Perspectives
Mirror's Edge
developed by EA DICE
Video game
Cast as a messenger to the rebels of a surveillance state, our task is to run through the sheen of the city, ‘on the edge between the gloss and the reality’. Colour acts as a symbolic in-game indicator: we are invited to traverse, run across, or slide under any object that glows red. These are handy tip-offs, but they also hint that deeper secrets are encoded into the fibres of this sprawling city. All we need to do is follow the scattering of scarlet surfaces, storming across sunlit rooftops as if completing a colossal dot-to-dot puzzle.
Despite the hyper-bright aesthetics, there is an uncanny realism to our first-person experience. When we travel between two buildings by zipwire, our character’s body contracts, her knees buckling as we try to keep her centred. As she scales a ledge, she clings on with stained fingertips as her legs dangle perilously below. The movements of her hands during combat sequences signals both our deftness and our proximity to a lethal blow, a single moment of bad luck threatening to fracture the mirror for good.
Words by Elizabeth Brown
In a totalitarian society where phone calls and emails are tracked, Faith is a courier who delivers confidential communiqués.
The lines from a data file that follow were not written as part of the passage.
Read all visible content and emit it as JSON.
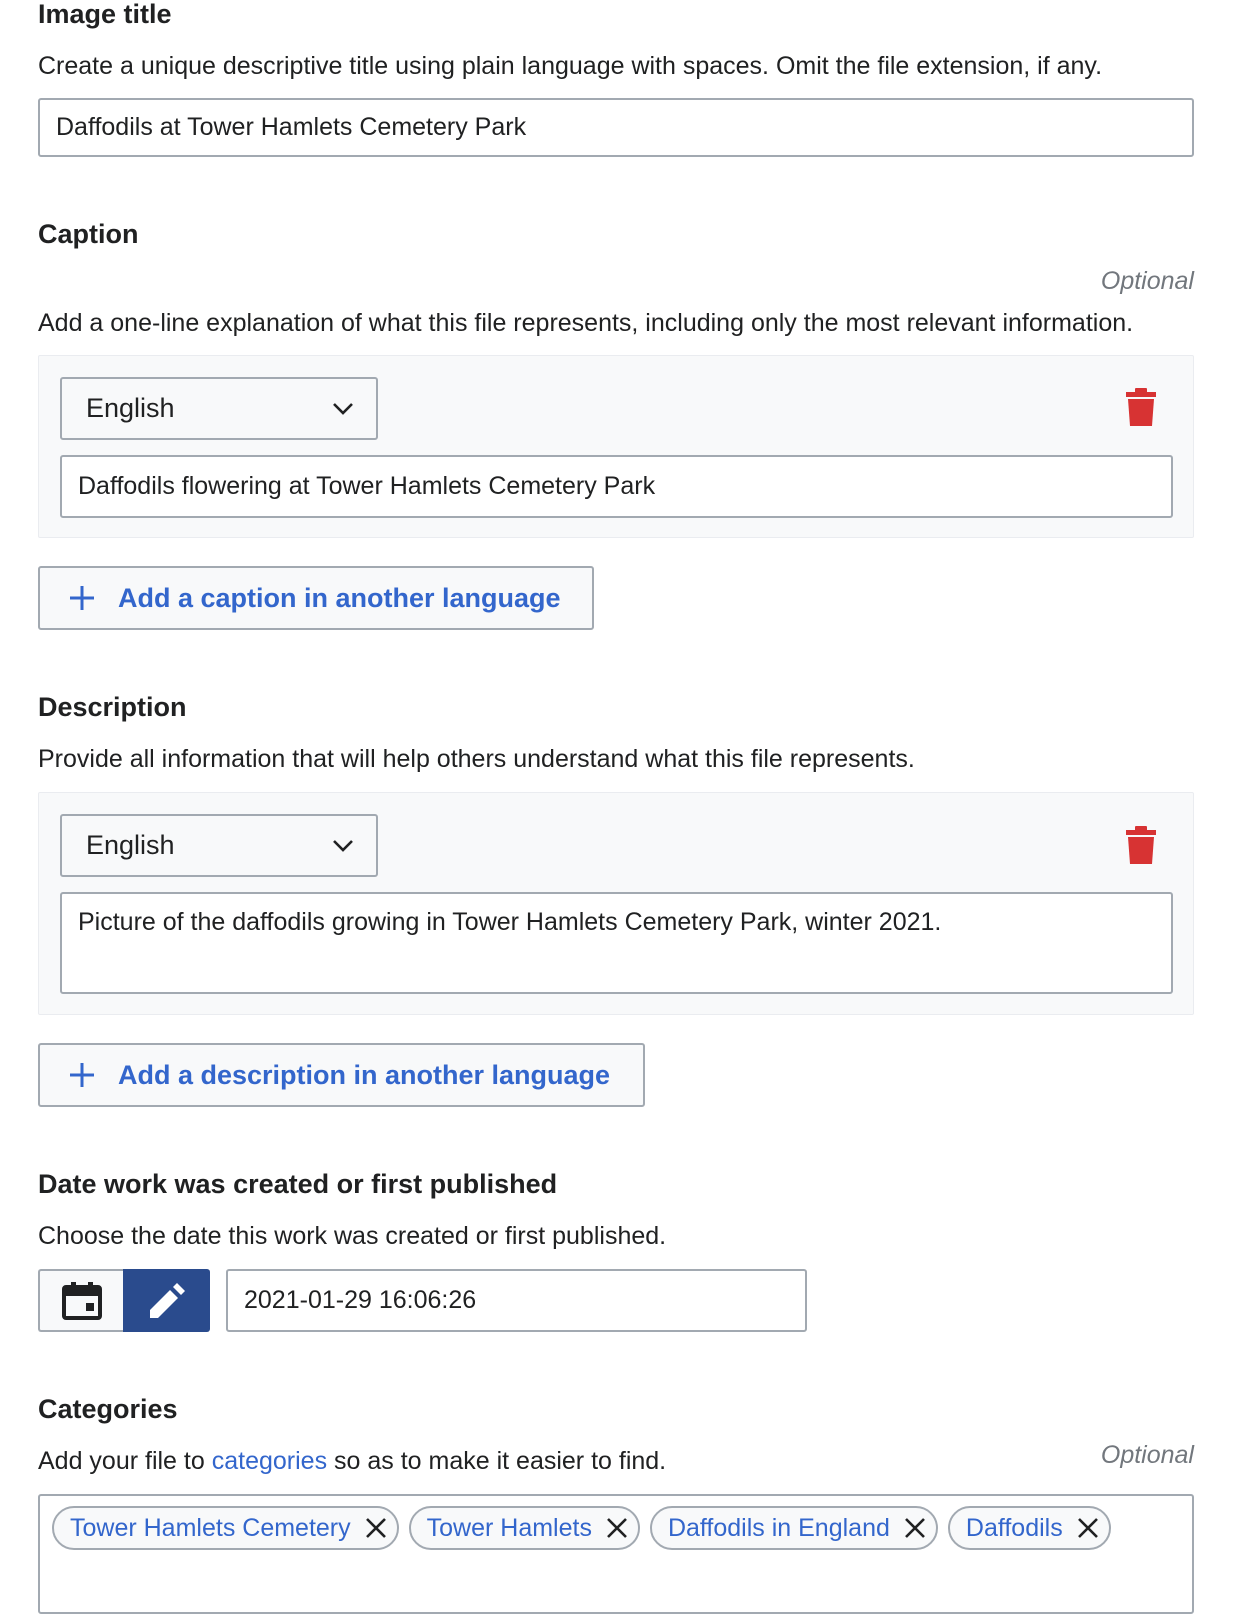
{
  "title_section": {
    "heading": "Image title",
    "help": "Create a unique descriptive title using plain language with spaces. Omit the file extension, if any.",
    "value": "Daffodils at Tower Hamlets Cemetery Park"
  },
  "caption_section": {
    "heading": "Caption",
    "optional": "Optional",
    "help": "Add a one-line explanation of what this file represents, including only the most relevant information.",
    "language": "English",
    "value": "Daffodils flowering at Tower Hamlets Cemetery Park",
    "add_label": "Add a caption in another language"
  },
  "description_section": {
    "heading": "Description",
    "help": "Provide all information that will help others understand what this file represents.",
    "language": "English",
    "value": "Picture of the daffodils growing in Tower Hamlets Cemetery Park, winter 2021.",
    "add_label": "Add a description in another language"
  },
  "date_section": {
    "heading": "Date work was created or first published",
    "help": "Choose the date this work was created or first published.",
    "value": "2021-01-29 16:06:26",
    "calendar_icon": "calendar-icon",
    "edit_icon": "pencil-icon"
  },
  "categories_section": {
    "heading": "Categories",
    "optional": "Optional",
    "help_prefix": "Add your file to ",
    "help_link": "categories",
    "help_suffix": " so as to make it easier to find.",
    "tags": [
      "Tower Hamlets Cemetery",
      "Tower Hamlets",
      "Daffodils in England",
      "Daffodils"
    ]
  },
  "colors": {
    "accent": "#3366cc",
    "delete": "#d73333",
    "date_active": "#2a4b8d",
    "border": "#a2a9b1"
  }
}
The player spends the entirety of Mirror’s Edge in her shoes, using her impressive parkour skills to traverse its urban utopia. Barely a second passes without the need to skid down a slanted surface, clamber up a drainpipe, or scale a fence. The action is seen from Faith’s perspective, a choice that aids the sense of flowing movement and forward momentum. Each time she kicks in a glass panel or rams down a door, her limbs swing into view. With every roll, the camera angle spins along with her.
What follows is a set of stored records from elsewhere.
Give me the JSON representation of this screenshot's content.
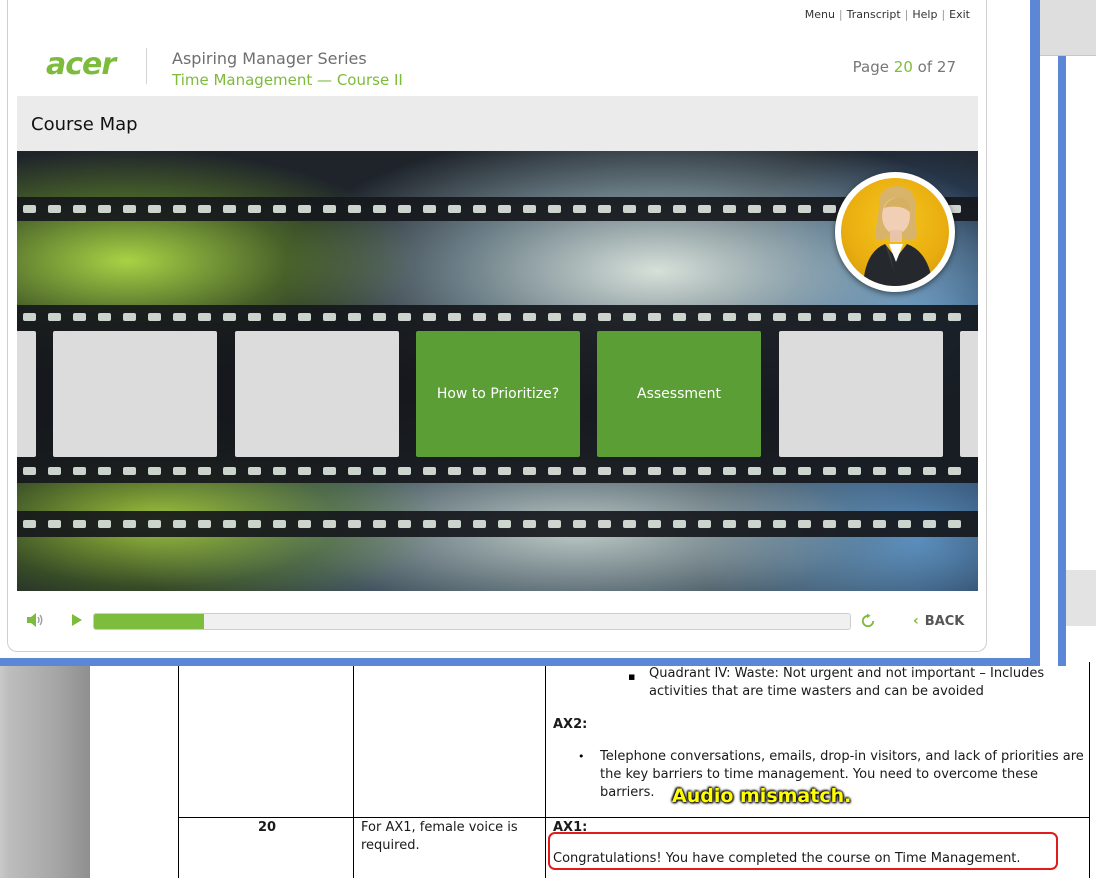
{
  "topnav": {
    "menu": "Menu",
    "transcript": "Transcript",
    "help": "Help",
    "exit": "Exit",
    "separator": "|"
  },
  "header": {
    "logo_text": "acer",
    "series_title": "Aspiring Manager Series",
    "course_title": "Time Management — Course II",
    "page_prefix": "Page",
    "page_current": "20",
    "page_of": "of",
    "page_total": "27"
  },
  "slide": {
    "title": "Course Map",
    "frames": [
      {
        "label": "",
        "style": "grey"
      },
      {
        "label": "",
        "style": "grey"
      },
      {
        "label": "How to Prioritize?",
        "style": "green"
      },
      {
        "label": "Assessment",
        "style": "green"
      },
      {
        "label": "",
        "style": "grey"
      }
    ]
  },
  "controls": {
    "progress": 0.145,
    "back_label": "BACK"
  },
  "document": {
    "bullet_quadrant_iv": "Quadrant IV: Waste: Not urgent and not important – Includes activities that are time wasters and can be avoided",
    "ax2_label": "AX2:",
    "bullet_telephone": "Telephone conversations, emails, drop-in visitors, and lack of priorities are the key barriers to time management. You need to overcome these barriers.",
    "row_number": "20",
    "row_note": "For AX1, female voice is required.",
    "ax1_label": "AX1:",
    "ax1_text": "Congratulations!  You have completed the course on Time Management.",
    "annotation": "Audio mismatch."
  },
  "colors": {
    "accent_green": "#7dbb3c",
    "frame_green": "#5a9e35",
    "window_blue": "#5b87d6",
    "highlight_red": "#e11b1b",
    "annotation_yellow": "#ffff00"
  }
}
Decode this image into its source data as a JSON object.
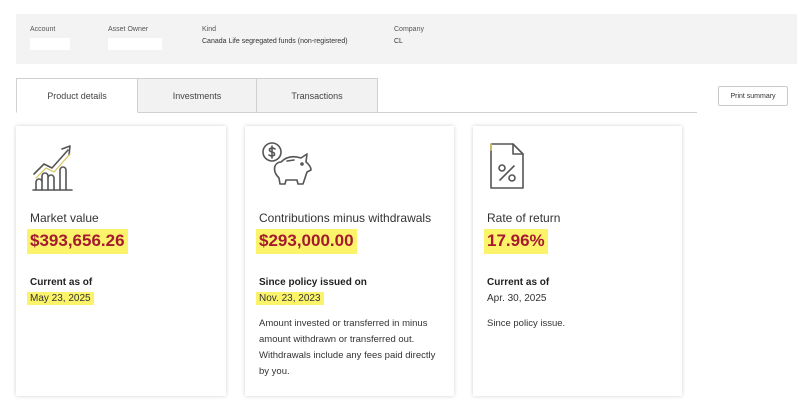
{
  "header": {
    "account_label": "Account",
    "asset_owner_label": "Asset Owner",
    "kind_label": "Kind",
    "kind_value": "Canada Life segregated funds (non-registered)",
    "company_label": "Company",
    "company_value": "CL"
  },
  "tabs": [
    "Product details",
    "Investments",
    "Transactions"
  ],
  "print_button": "Print summary",
  "cards": {
    "market": {
      "title": "Market value",
      "value": "$393,656.26",
      "sub_label": "Current as of",
      "sub_value": "May 23, 2025"
    },
    "contrib": {
      "title": "Contributions minus withdrawals",
      "value": "$293,000.00",
      "sub_label": "Since policy issued on",
      "sub_value": "Nov. 23, 2023",
      "note": "Amount invested or transferred in minus amount withdrawn or transferred out. Withdrawals include any fees paid directly by you."
    },
    "rate": {
      "title": "Rate of return",
      "value": "17.96%",
      "sub_label": "Current as of",
      "sub_value": "Apr. 30, 2025",
      "note": "Since policy issue."
    }
  },
  "colors": {
    "accent": "#a6192e",
    "highlight": "#fbf46b"
  }
}
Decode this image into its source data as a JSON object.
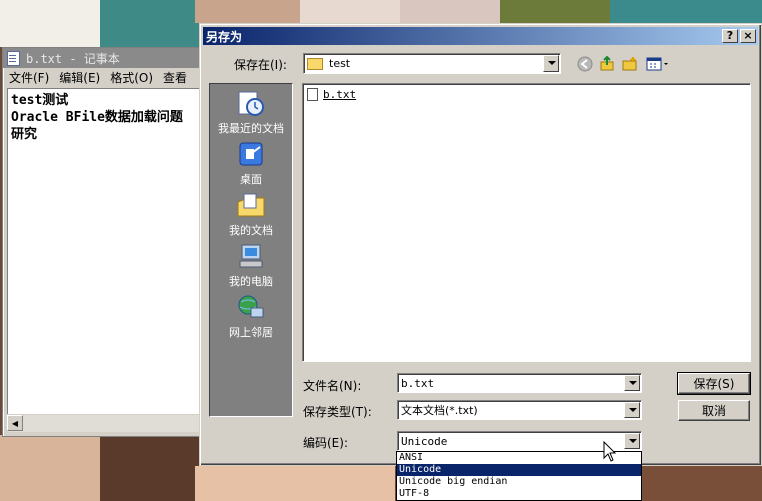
{
  "notepad": {
    "title": "b.txt - 记事本",
    "menu": [
      "文件(F)",
      "编辑(E)",
      "格式(O)",
      "查看"
    ],
    "content_lines": [
      "test测试",
      "Oracle BFile数据加载问题",
      "研究"
    ]
  },
  "dialog": {
    "title": "另存为",
    "help_label": "?",
    "close_label": "×",
    "save_in_label": "保存在(I):",
    "save_in_value": "test",
    "places": [
      {
        "label": "我最近的文档",
        "icon": "recent-documents-icon"
      },
      {
        "label": "桌面",
        "icon": "desktop-icon"
      },
      {
        "label": "我的文档",
        "icon": "my-documents-icon"
      },
      {
        "label": "我的电脑",
        "icon": "my-computer-icon"
      },
      {
        "label": "网上邻居",
        "icon": "network-places-icon"
      }
    ],
    "files": [
      {
        "name": "b.txt"
      }
    ],
    "file_name_label": "文件名(N):",
    "file_name_value": "b.txt",
    "save_type_label": "保存类型(T):",
    "save_type_value": "文本文档(*.txt)",
    "encoding_label": "编码(E):",
    "encoding_value": "Unicode",
    "encoding_options": [
      "ANSI",
      "Unicode",
      "Unicode big endian",
      "UTF-8"
    ],
    "encoding_selected_index": 1,
    "save_button": "保存(S)",
    "cancel_button": "取消"
  },
  "colors": {
    "title_active_start": "#0a246a",
    "title_active_end": "#a6caf0",
    "dialog_face": "#d4d0c8",
    "selection": "#0a246a"
  }
}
But the real star here is the cityscape itself. Buildings are glassy and spotless. The architecture is clean-cornered and clinical. In the opening moments, a handful of credits move slowly across the screen, encouraging us to trace a skyscraper’s perimeter, the sweep of a street, and the profusion of parallel and perpendicular lines. As players sprint and jump across rooftops, they become familiar with repeating patterns within the city’s construction. Under the glinting sun, the scaffolding and air vents seem fairly free of grime. Yet this pretence to purity, it soon becomes clear, is a futile attempt to hide the dirt beneath.